La cover di Due vite di Marco Mengoni, proposta da Laura Pausini, ha scatenato una quantità di critiche che difficilmente possono essere spiegate solo con il gusto musicale. Non è la prima volta, e probabilmente non sarà l’ultima, che attorno al nome della cantante romagnola si crea un cortocircuito tra successo, percezione pubblica e accettazione.
La domanda, a questo punto, non riguarda più la cover in sé. La domanda è un’altra: perché Laura Pausini fa così fatica a essere semplicemente “accettata” in Italia?
Non dico amata da tutti, questo non succede a nessuno, ma lasciata esistere artisticamente senza che ogni sua mossa diventi un processo.

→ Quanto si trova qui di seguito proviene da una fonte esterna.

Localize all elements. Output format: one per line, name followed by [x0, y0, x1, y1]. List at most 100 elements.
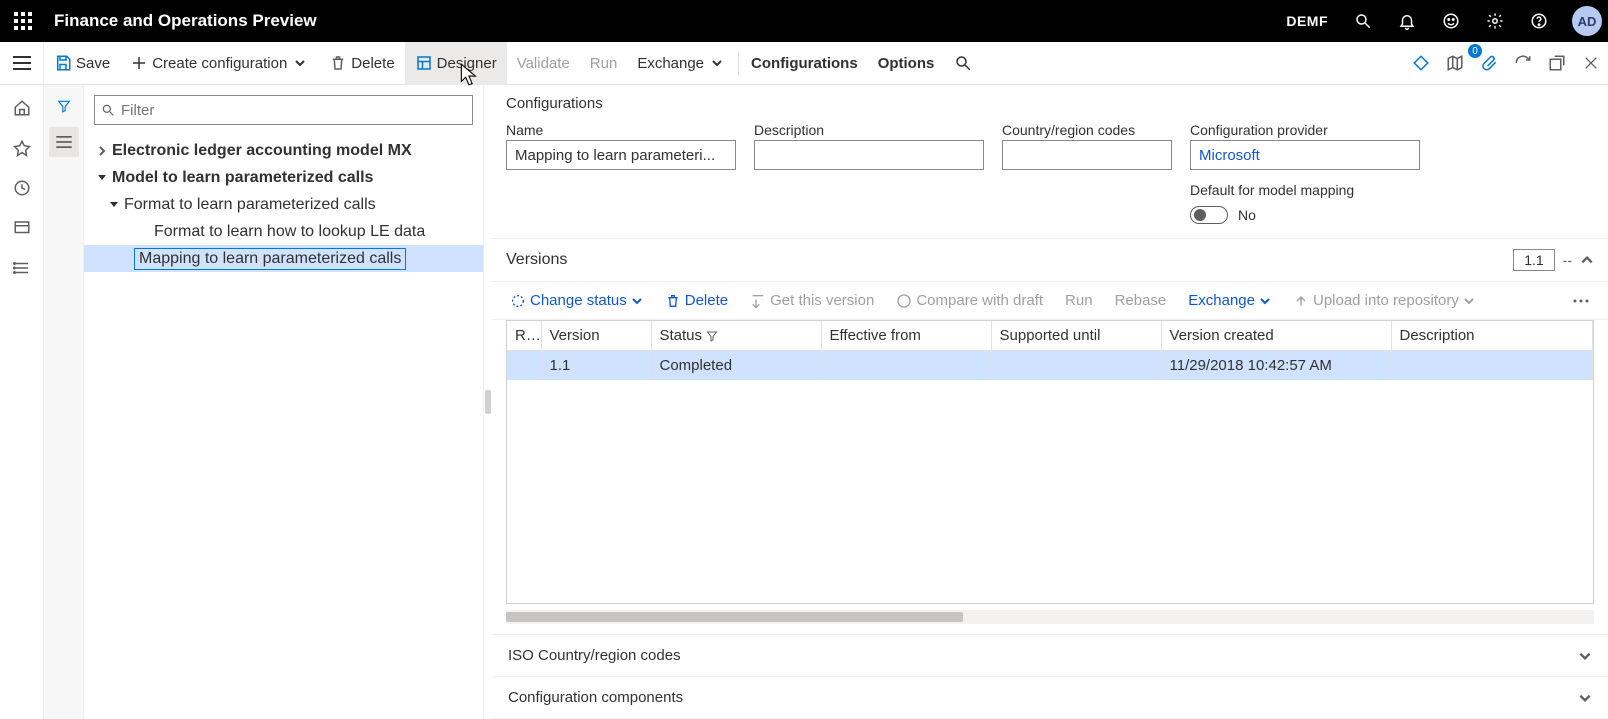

Eppure, a differenza di altri grandi nomi della musica italiana, questo passaggio sembra non avvenire mai del tutto.
Laura Pausini: premi e riconoscimenti mondiali, e in Italia che succede?
Artisti come Vasco Rossi, Eros Ramazzotti, Zucchero o Tiziano Ferro, solo per citarne quattro (aiutatemi a trovare le donne!), godono di una sorta di consenso trasversale: possono dividere il pubblico, ma nessuno mette in discussione il loro ruolo né si chiede se “possono” reinterpretare un brano o se possono stare dove stanno, con il loro indiscutibile successo.
Con Laura Pausini, invece, il dubbio riaffiora ciclicamente.
Eppure stiamo parlando di una delle poche artiste italiane con una carriera davvero internazionale, costruita nel tempo, senza parentesi o exploit occasionali. Un successo riconosciuto ovunque: cinque Latin Grammy, un Grammy Award (miglior album latin pop), un Golden Globe, cinque ASCAP Music Awards (L’American Society of Composers, Authors and Publishers), quattro Premi Lo Nuestro (evento nel quale vengono premiati i più importanti esponenti della musica latina in tutto il mondo), 8 Telegatti, 6 World Music Award (cerimonia di premiazione e dei premi che onorano gli artisti discografici più famosi e venduti di tutti i continenti) e si perde il conto di quante candidature e riconoscimenti nei suoi oltre 30 anni di carriera.
E in Italia che succede? Cosa si inceppa ogni tanto? Forse il problema non è il successo, ma il modo in cui lo incarna.
Genuinità o finta ingenuità?
Laura Pausini ha sempre mostrato una forte componente emotiva, una comunicazione diretta, una genuinità che non passa dal distacco algido della diva o dall’atteggiamento “cool”. È un tratto che, in altri artisti, viene letto come autenticità. Nel suo caso, invece, spesso viene reinterpretato come finta ingenuità, come costruzione, come qualcosa che “non convince fino in fondo”.
E qui nasce un’altra domanda scomoda: siamo davvero sicuri che il problema sia lei o è il nostro rapporto con chi non nasconde il proprio successo e le proprie emozioni?
Il bisogno di ridimensionare chi arriva troppo in alto
C’è poi un altro elemento forse ancora più scomodo: una sorta di sottile compiacimento nel cogliere una crepa che ci dia un pretesto per ridimensionare qualcuno. Come se ci rassicurasse che per ogni dieci gradini verso l’alto, uno fosse una caduta (di stile, simbolica, musicale, etica…) perché vedere vacillare chi è arrivato molto in alto, in fondo, fa sentire tutti un po’ più al sicuro.
E allora la polemica sulla cover diventa solo un sintomo. Un’occasione per rimettere in discussione non tanto una scelta artistica, ma una figura che da anni divide proprio perché non rientra facilmente nei cliché dell’artista “accettabile”. Ma perché proprio Laura Pausini ogni tanto subisce questa ondata violenta di critiche, insulti e commenti negativi?
È il successo internazionale che infastidisce? Oppure la sua esposizione emotiva?
È il fatto che, da donna, non abbia mai smesso di occupare spazio senza chiedere permesso e scusa?
laura pausini e due vite: la cover è solo un pretesto?
Forse la cover di Due vite è solo un pretesto.
Forse il vero problema è che, in Italia, il successo, soprattutto quando è duraturo e femminile, non viene mai davvero accettato o peggio ancora perdonato.
Lo spunto vero, ancora una volta, siamo noi.